BoXHED: Boosted eXact Hazard Estimator with Dynamic covariates
This provides a tool for dynamic health risk scoring from high-frequency medical data, addressing a need in clinical research, though it is incremental as it implements an existing estimator.
The paper introduces BoXHED, a software package for nonparametric hazard estimation using gradient boosting to predict disease onset from time-varying health vitals, and applying it to cardiovascular data from the Framingham Heart Study reveals novel interaction effects among risk factors.

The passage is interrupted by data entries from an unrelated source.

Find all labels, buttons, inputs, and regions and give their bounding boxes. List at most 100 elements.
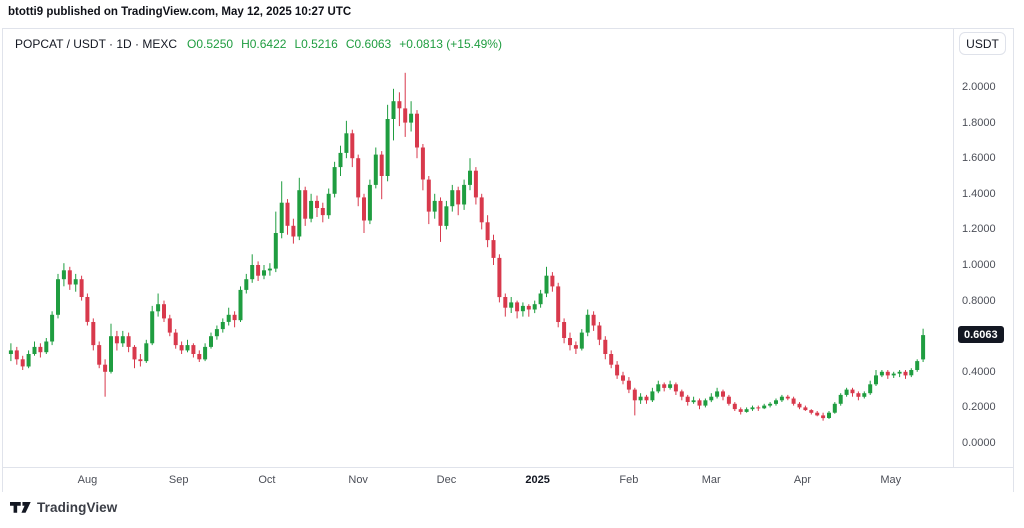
candle <box>585 309 590 337</box>
price-scale[interactable]: USDT 0.6063 2.0000 1.8000 1.6000 1.4000 1.20… <box>953 29 1013 491</box>
ohlc-open: O0.5250 <box>187 37 234 51</box>
candle <box>338 145 343 176</box>
candle <box>26 350 31 369</box>
candle <box>844 387 849 397</box>
candle <box>903 370 908 379</box>
candle <box>291 218 296 244</box>
candle <box>797 402 802 410</box>
candle <box>150 305 155 346</box>
candle <box>162 300 166 322</box>
candle <box>244 273 249 294</box>
candle <box>856 391 861 401</box>
attribution-text: btotti9 published on TradingView.com, Ma… <box>8 6 352 18</box>
candle <box>874 370 878 386</box>
candle <box>868 380 873 395</box>
candle <box>715 387 720 399</box>
candle <box>91 318 96 351</box>
candle <box>626 377 631 394</box>
y-tick-label: 1.8000 <box>962 116 996 129</box>
candle <box>632 387 637 416</box>
x-tick-label: Oct <box>258 474 276 486</box>
candle <box>503 293 508 317</box>
tradingview-mark-icon <box>10 502 31 513</box>
candle <box>732 402 737 411</box>
candle <box>138 354 143 367</box>
candle <box>897 370 902 378</box>
candles-svg[interactable] <box>3 29 954 467</box>
ohlc-close: C0.6063 <box>345 37 392 51</box>
candle <box>373 147 378 189</box>
candle <box>97 341 102 369</box>
candle <box>497 254 502 303</box>
candle <box>32 341 37 356</box>
candle <box>120 330 125 347</box>
y-tick-label: 1.2000 <box>962 223 996 236</box>
y-tick-label: 1.0000 <box>962 259 996 271</box>
candle <box>67 266 72 290</box>
candle <box>79 275 84 301</box>
candle <box>756 405 761 411</box>
candle <box>156 293 161 317</box>
candle <box>827 411 831 419</box>
candle <box>279 181 284 239</box>
candle <box>444 200 449 230</box>
candle <box>491 234 496 265</box>
x-tick-label: May <box>880 474 902 486</box>
candle <box>344 120 349 159</box>
candle <box>38 343 43 358</box>
candle <box>697 398 702 410</box>
candle <box>309 193 314 223</box>
candle <box>50 311 55 346</box>
candle <box>621 371 625 385</box>
tradingview-brand-text: TradingView <box>37 500 118 515</box>
currency-toggle-button[interactable]: USDT <box>959 32 1006 55</box>
y-tick-label: 0.8000 <box>962 294 996 307</box>
y-tick-label: 2.0000 <box>962 81 996 93</box>
candle <box>879 370 884 378</box>
candle <box>850 387 855 397</box>
time-axis[interactable]: Aug Sep Oct Nov Dec 2025 Feb Mar Apr May <box>3 467 1013 492</box>
candle <box>774 398 778 406</box>
ohlc-change: +0.0813 (+15.49%) <box>399 37 502 51</box>
candle <box>832 402 837 414</box>
candle <box>550 272 555 292</box>
candle <box>209 332 213 349</box>
candle <box>462 179 467 210</box>
candle <box>744 407 749 413</box>
candle <box>562 318 567 344</box>
candle <box>8 343 13 362</box>
candle <box>568 332 572 351</box>
x-tick-label: Nov <box>348 474 368 486</box>
y-tick-label: 0.2000 <box>962 401 996 414</box>
candle <box>509 297 514 313</box>
candle <box>232 311 237 328</box>
candle <box>14 346 19 365</box>
candle <box>603 336 608 360</box>
candle <box>615 361 620 379</box>
candle <box>438 197 443 242</box>
x-tick-label: Dec <box>436 474 457 486</box>
candle <box>538 289 543 308</box>
candle <box>432 193 437 219</box>
candle <box>256 261 261 281</box>
candle <box>662 382 667 392</box>
candle <box>791 396 796 406</box>
candle <box>73 273 78 292</box>
candle <box>685 394 690 406</box>
candle <box>109 323 113 374</box>
candle <box>544 266 549 298</box>
candle <box>597 322 602 346</box>
candle <box>397 92 402 127</box>
candle <box>44 338 49 354</box>
candle <box>420 144 425 191</box>
candle <box>556 282 561 328</box>
candle <box>803 405 808 411</box>
candle <box>391 88 396 141</box>
candle <box>485 215 490 248</box>
candle <box>273 211 278 273</box>
candle <box>821 412 826 421</box>
candle <box>250 254 255 283</box>
candle <box>103 359 108 397</box>
tradingview-logo-link[interactable]: TradingView <box>10 500 117 515</box>
ohlc-low: L0.5216 <box>294 37 338 51</box>
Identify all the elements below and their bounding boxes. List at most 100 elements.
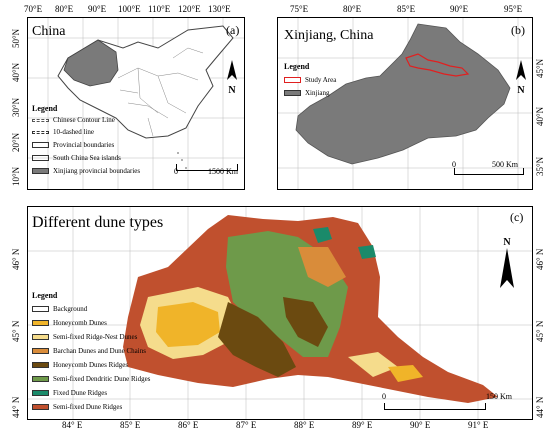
- legend-swatch: [32, 404, 49, 410]
- tick-label: 87° E: [236, 420, 257, 430]
- scale-end-label: 500 Km: [492, 160, 518, 169]
- panel-c-title: Different dune types: [32, 214, 164, 231]
- legend-item: Xinjiang: [284, 89, 330, 97]
- tick-label: 110°E: [148, 4, 171, 14]
- legend-item: Barchan Dunes and Dune Chains: [32, 347, 146, 355]
- north-arrow-icon: [516, 60, 526, 80]
- tick-label: 84° E: [62, 420, 83, 430]
- tick-label: 46° N: [11, 248, 21, 270]
- panel-a-letter: (a): [226, 23, 240, 37]
- semi-fixed-ridge-nest-dunes-region: [348, 352, 398, 377]
- honeycomb-dunes-ridges-region: [283, 297, 328, 347]
- legend-label: Semi-fixed Dune Ridges: [53, 403, 123, 411]
- panel-c-north-arrow: N: [498, 237, 516, 293]
- legend-label: Fixed Dune Ridges: [53, 389, 108, 397]
- honeycomb-dunes-ridges-region: [218, 302, 296, 377]
- legend-label: Semi-fixed Ridge-Nest Dunes: [53, 333, 138, 341]
- tick-label: 80°E: [55, 4, 74, 14]
- tick-label: 89° E: [352, 420, 373, 430]
- tick-label: 95°E: [504, 4, 523, 14]
- xinjiang-region: [63, 39, 119, 87]
- scale-end-label: 1500 Km: [208, 167, 238, 176]
- legend-item: Chinese Contour Line: [32, 116, 115, 124]
- panel-b-letter: (b): [511, 23, 525, 37]
- legend-swatch: [32, 306, 49, 312]
- tick-label: 85°E: [397, 4, 416, 14]
- legend-item: Study Area: [284, 76, 336, 84]
- tick-label: 100°E: [118, 4, 141, 14]
- legend-item: Xinjiang provincial boundaries: [32, 167, 140, 175]
- tick-label: 86° E: [178, 420, 199, 430]
- barchan-dunes-region: [298, 247, 346, 287]
- legend-swatch: [32, 376, 49, 382]
- fixed-dune-ridges-region: [313, 227, 332, 243]
- panel-a-legend-title: Legend: [32, 104, 58, 113]
- panel-b-legend-title: Legend: [284, 62, 310, 71]
- scale-zero-label: 0: [452, 160, 456, 169]
- legend-item: Semi-fixed Dendritic Dune Ridges: [32, 375, 150, 383]
- panel-a-china-map: China (a) N Legend Chinese Contour Line …: [27, 17, 245, 190]
- panel-a-title: China: [32, 24, 66, 39]
- honeycomb-dunes-region: [388, 365, 423, 382]
- panel-c-dune-map: Different dune types (c) N Legend Backgr…: [27, 206, 533, 420]
- study-area-outline: [405, 53, 470, 77]
- legend-item: Semi-fixed Ridge-Nest Dunes: [32, 333, 137, 341]
- legend-swatch: [32, 334, 49, 340]
- panel-b-xinjiang-map: Xinjiang, China (b) N Legend Study Area …: [277, 17, 533, 190]
- tick-label: 45°N: [535, 58, 545, 78]
- tick-label: 75°E: [290, 4, 309, 14]
- legend-swatch: [32, 320, 49, 326]
- panel-c-legend-title: Legend: [32, 291, 58, 300]
- xinjiang-shape: [295, 23, 511, 165]
- legend-item: Background: [32, 305, 87, 313]
- legend-swatch: [32, 348, 49, 354]
- panel-b-north-arrow: N: [514, 60, 528, 96]
- north-arrow-icon: [500, 248, 514, 288]
- scale-end-label: 150 Km: [486, 392, 512, 401]
- tick-label: 130°E: [208, 4, 231, 14]
- panel-a-north-arrow: N: [225, 60, 239, 96]
- tick-label: 35°N: [535, 156, 545, 176]
- tick-label: 40°N: [11, 62, 21, 82]
- panel-b-title: Xinjiang, China: [284, 28, 374, 43]
- tick-label: 90°E: [450, 4, 469, 14]
- tick-label: 88° E: [294, 420, 315, 430]
- tick-label: 46° N: [535, 248, 545, 270]
- legend-item: 10-dashed line: [32, 128, 94, 136]
- legend-label: Honeycomb Dunes: [53, 319, 107, 327]
- scale-zero-label: 0: [174, 167, 178, 176]
- tick-label: 80°E: [343, 4, 362, 14]
- legend-label: Semi-fixed Dendritic Dune Ridges: [53, 375, 151, 383]
- tick-label: 45° N: [535, 320, 545, 342]
- dune-map-graphic: [28, 207, 532, 419]
- honeycomb-dunes-region: [156, 302, 220, 347]
- tick-label: 70°E: [24, 4, 43, 14]
- legend-item: South China Sea islands: [32, 154, 121, 162]
- legend-item: Honeycomb Dunes Ridges: [32, 361, 128, 369]
- panel-c-letter: (c): [510, 210, 524, 224]
- xinjiang-map-graphic: [278, 18, 532, 189]
- legend-swatch: [32, 390, 49, 396]
- legend-item: Honeycomb Dunes: [32, 319, 107, 327]
- china-map-graphic: [28, 18, 244, 189]
- tick-label: 50°N: [11, 28, 21, 48]
- legend-item: Provincial boundaries: [32, 141, 114, 149]
- legend-label: Honeycomb Dunes Ridges: [53, 361, 129, 369]
- tick-label: 85° E: [120, 420, 141, 430]
- legend-swatch: [32, 362, 49, 368]
- legend-item: Semi-fixed Dune Ridges: [32, 403, 122, 411]
- tick-label: 10°N: [11, 166, 21, 186]
- legend-label: Background: [53, 305, 88, 313]
- tick-label: 90°E: [88, 4, 107, 14]
- legend-item: Fixed Dune Ridges: [32, 389, 107, 397]
- tick-label: 45° N: [11, 320, 21, 342]
- panel-a-scale-bar: [176, 164, 238, 171]
- tick-label: 91° E: [468, 420, 489, 430]
- panel-b-scale-bar: [454, 168, 524, 175]
- tick-label: 30°N: [11, 97, 21, 117]
- scale-zero-label: 0: [382, 392, 386, 401]
- panel-c-scale-bar: [384, 403, 486, 410]
- tick-label: 90° E: [410, 420, 431, 430]
- tick-label: 20°N: [11, 132, 21, 152]
- tick-label: 40°N: [535, 106, 545, 126]
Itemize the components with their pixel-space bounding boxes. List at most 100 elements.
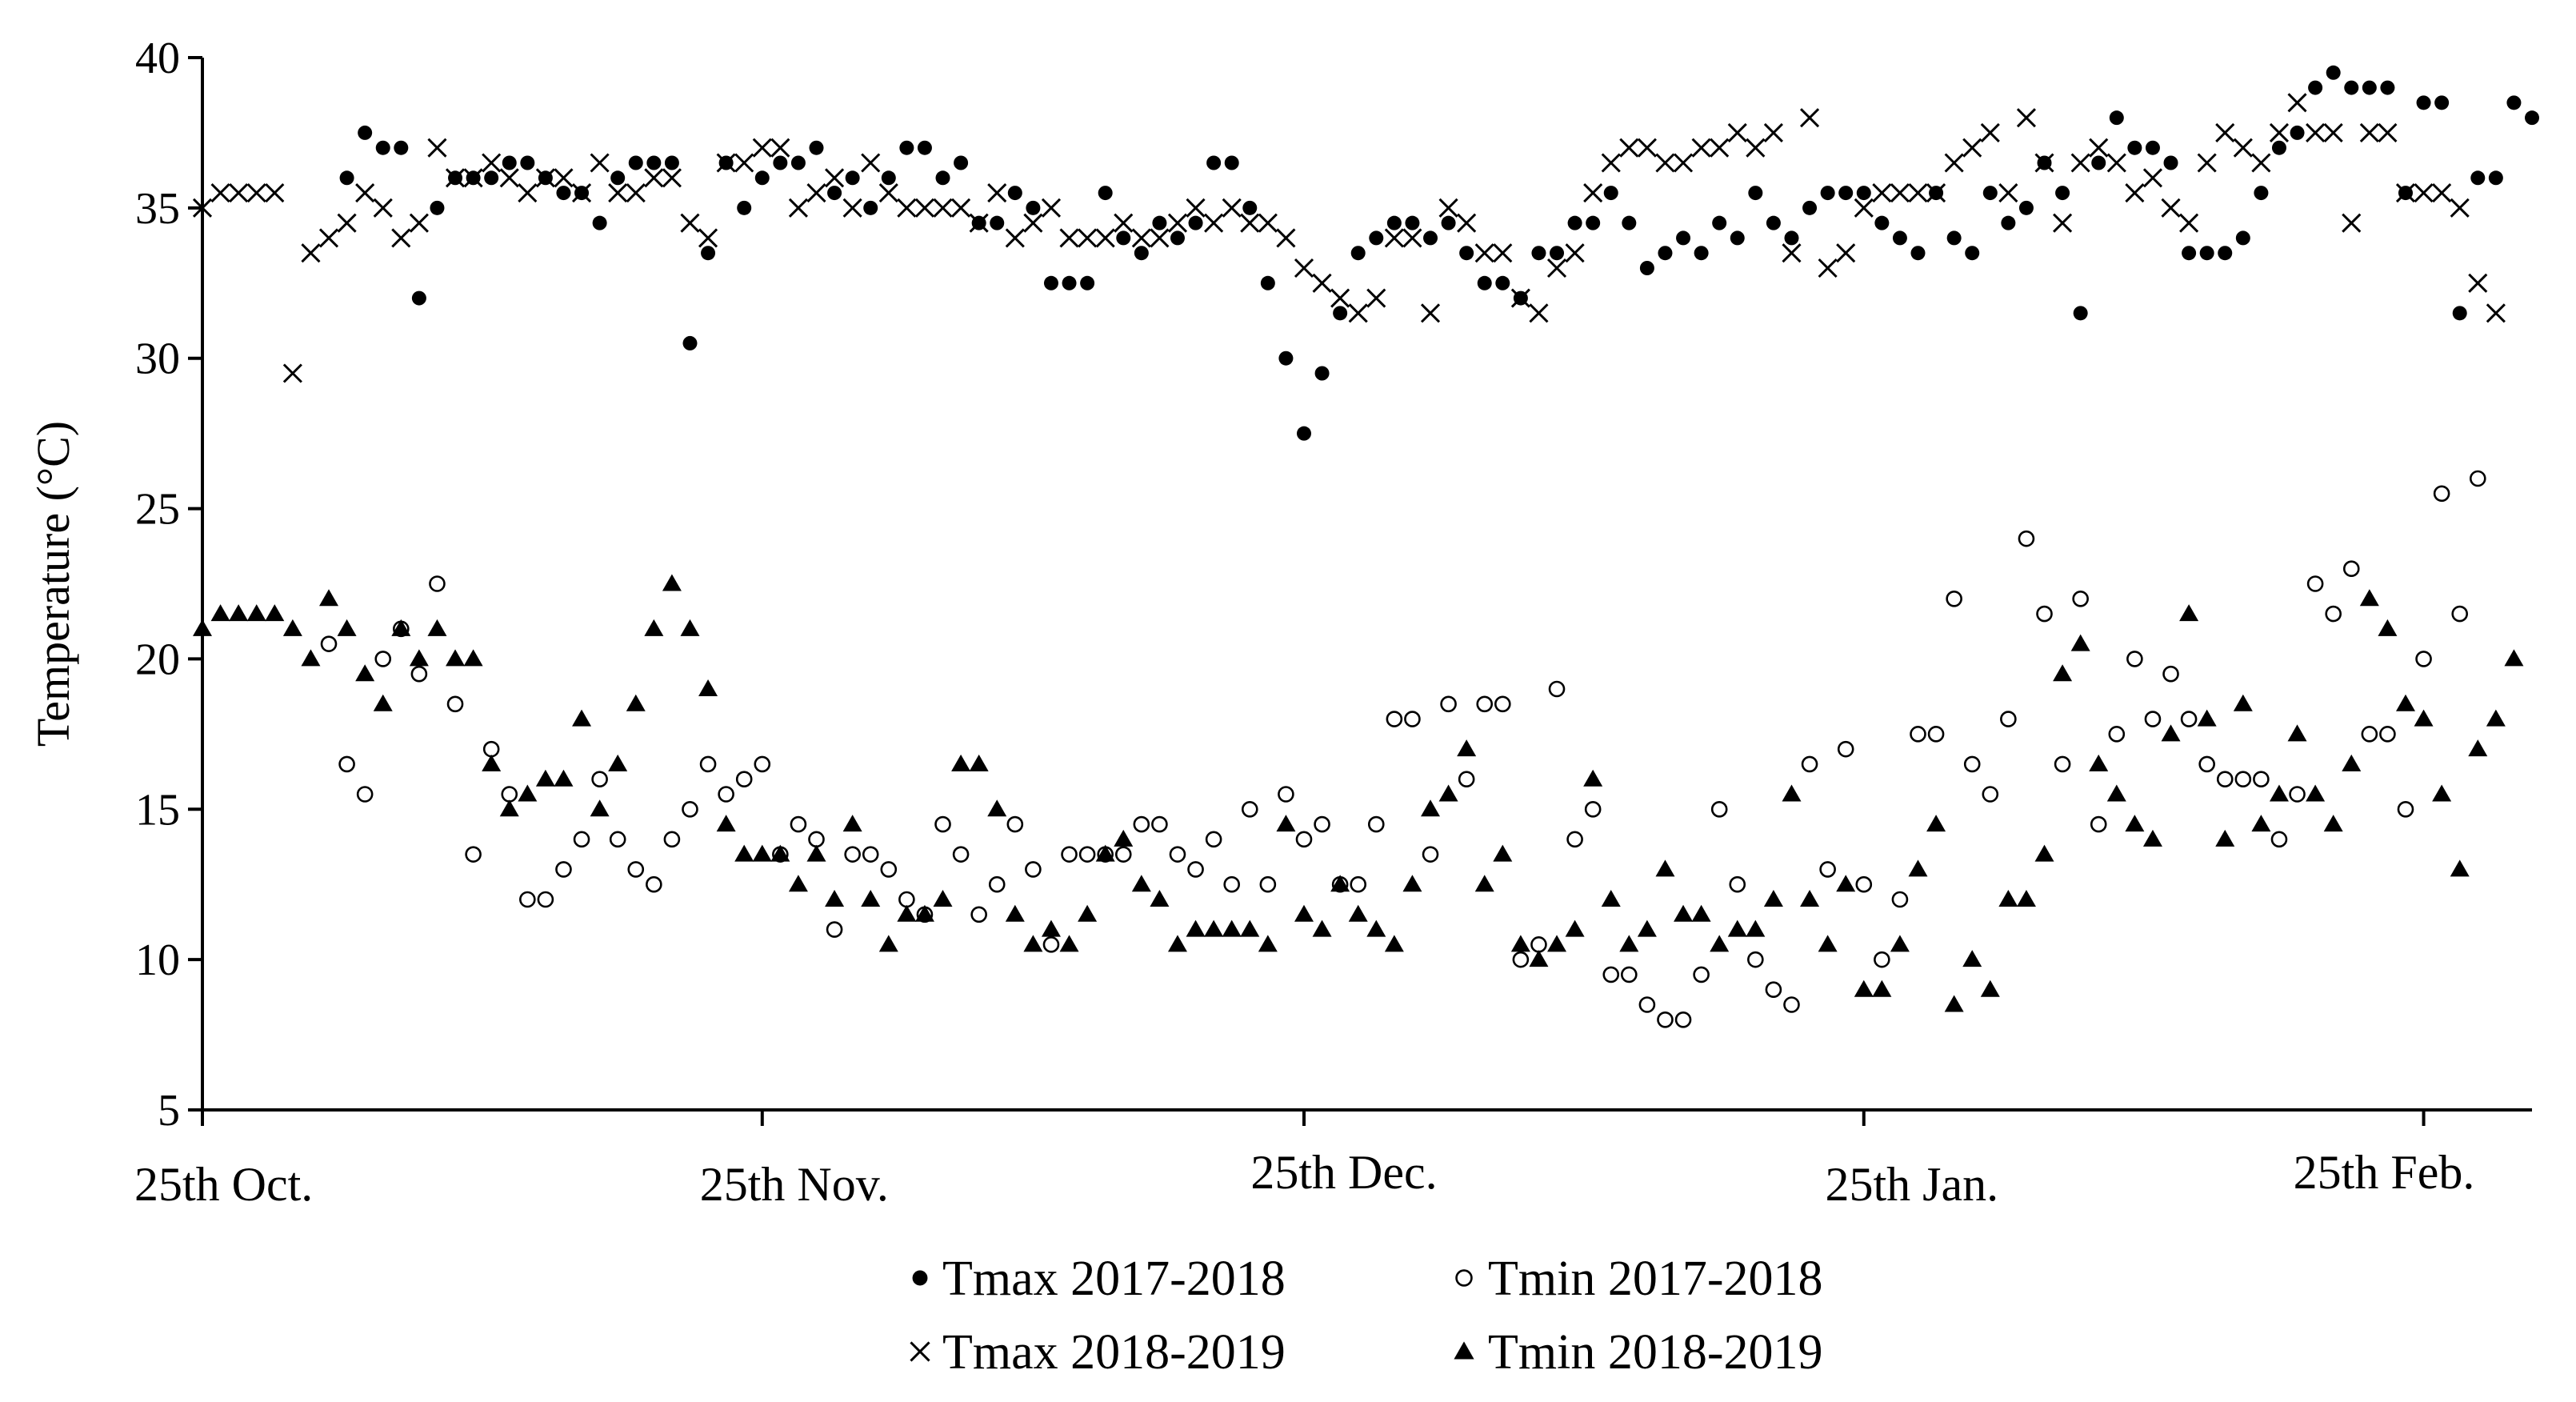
- circle-point: [737, 200, 752, 215]
- circle-point: [2452, 306, 2467, 321]
- cross-point: [644, 168, 664, 188]
- circle-point: [1584, 800, 1602, 818]
- cross-point: [1529, 303, 1549, 323]
- cross-point: [2197, 153, 2217, 173]
- circle-point: [1458, 771, 1475, 788]
- circle-point: [845, 170, 860, 186]
- cross-point: [1384, 228, 1404, 248]
- triangle-point: [734, 844, 754, 862]
- triangle-point: [698, 679, 718, 696]
- cross-point: [391, 228, 411, 248]
- cross-point: [1258, 213, 1278, 233]
- series-tmin-2018-2019: [193, 574, 2524, 1012]
- circle-point: [1586, 215, 1601, 230]
- triangle-point: [1258, 935, 1278, 952]
- triangle-point: [2306, 784, 2326, 802]
- circle-point: [2018, 530, 2035, 547]
- y-tick-label: 15: [135, 785, 180, 835]
- cross-point: [1059, 228, 1079, 248]
- circle-point: [338, 755, 355, 773]
- circle-point: [555, 861, 572, 878]
- cross-point: [301, 243, 321, 263]
- circle-point: [2234, 771, 2252, 788]
- cross-point: [2414, 183, 2434, 203]
- circle-point: [2397, 800, 2414, 818]
- circle-point: [1694, 246, 1709, 261]
- circle-point: [1658, 246, 1673, 261]
- circle-point: [519, 891, 536, 908]
- triangle-point: [770, 844, 790, 862]
- circle-point: [1405, 215, 1420, 230]
- cross-point: [1546, 258, 1567, 278]
- circle-point: [646, 155, 662, 170]
- triangle-point: [2450, 859, 2470, 877]
- circle-point: [1548, 680, 1566, 698]
- triangle-point: [193, 619, 212, 636]
- triangle-point: [987, 799, 1007, 817]
- circle-point: [1440, 695, 1457, 713]
- triangle-point: [1114, 829, 1134, 847]
- circle-point: [1982, 786, 1999, 803]
- cross-point: [355, 183, 375, 203]
- circle-point: [2379, 726, 2396, 743]
- triangle-point: [1276, 815, 1296, 832]
- circle-point: [2055, 186, 2070, 201]
- y-tick-label: 20: [135, 635, 180, 684]
- cross-point: [2233, 138, 2253, 158]
- circle-point: [1602, 966, 1620, 983]
- legend-marker: [1455, 1269, 1473, 1287]
- triangle-point: [2323, 815, 2343, 832]
- cross-point: [1637, 138, 1657, 158]
- triangle-point: [1763, 890, 1783, 907]
- circle-point: [1170, 230, 1185, 246]
- triangle-point: [1818, 935, 1838, 952]
- circle-point: [1927, 726, 1945, 743]
- cross-point: [2034, 153, 2054, 173]
- circle-point: [2325, 605, 2342, 623]
- circle-point: [609, 831, 626, 848]
- circle-point: [790, 815, 807, 833]
- triangle-point: [2197, 709, 2217, 727]
- cross-point: [2468, 273, 2488, 293]
- legend-item: Tmax 2018-2019: [910, 1325, 1286, 1380]
- y-axis-title: Temperature (°C): [27, 421, 79, 747]
- cross-point: [1872, 183, 1892, 203]
- cross-point: [2106, 153, 2126, 173]
- triangle-point: [1493, 844, 1513, 862]
- circle-point: [1838, 186, 1854, 201]
- cross-point: [1348, 303, 1368, 323]
- circle-point: [2451, 605, 2469, 623]
- triangle-point: [2395, 694, 2415, 711]
- circle-point: [701, 246, 716, 261]
- cross-point: [282, 363, 302, 383]
- triangle-point: [572, 709, 592, 727]
- circle-point: [880, 861, 898, 878]
- cross-point: [1366, 288, 1386, 308]
- cross-point: [1944, 153, 1964, 173]
- circle-point: [358, 125, 373, 140]
- circle-point: [1423, 230, 1438, 246]
- cross-point: [2450, 198, 2470, 218]
- cross-point: [1962, 138, 1982, 158]
- circle-point: [2306, 575, 2324, 592]
- circle-point: [2090, 815, 2107, 833]
- cross-point: [788, 198, 808, 218]
- triangle-point: [2070, 634, 2090, 651]
- legend-label: Tmax 2017-2018: [942, 1252, 1286, 1306]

The proliferation of medical monitoring devices makes it possible to track health vitals at high frequency, enabling the development of dynamic health risk scores that change with the underlying readings. Survival analysis, in particular hazard estimation, is well-suited to analyzing this stream of data to predict disease onset as a function of the time-varying vitals. This paper introduces the software package BoXHED (pronounced 'box-head') for nonparametrically estimating hazard functions via gradient boosting. BoXHED 1.0 is a novel tree-based implementation of the generic estimator proposed in Lee, Chen, Ishwaran (2017), which was designed for handling time-dependent covariates in a fully nonparametric manner. BoXHED is also the first publicly available software implementation for Lee, Chen, Ishwaran (2017). Applying BoXHED to cardiovascular disease onset data from the Framingham Heart Study reveals novel interaction effects among known risk factors, potentially resolving an open question in clinical literature.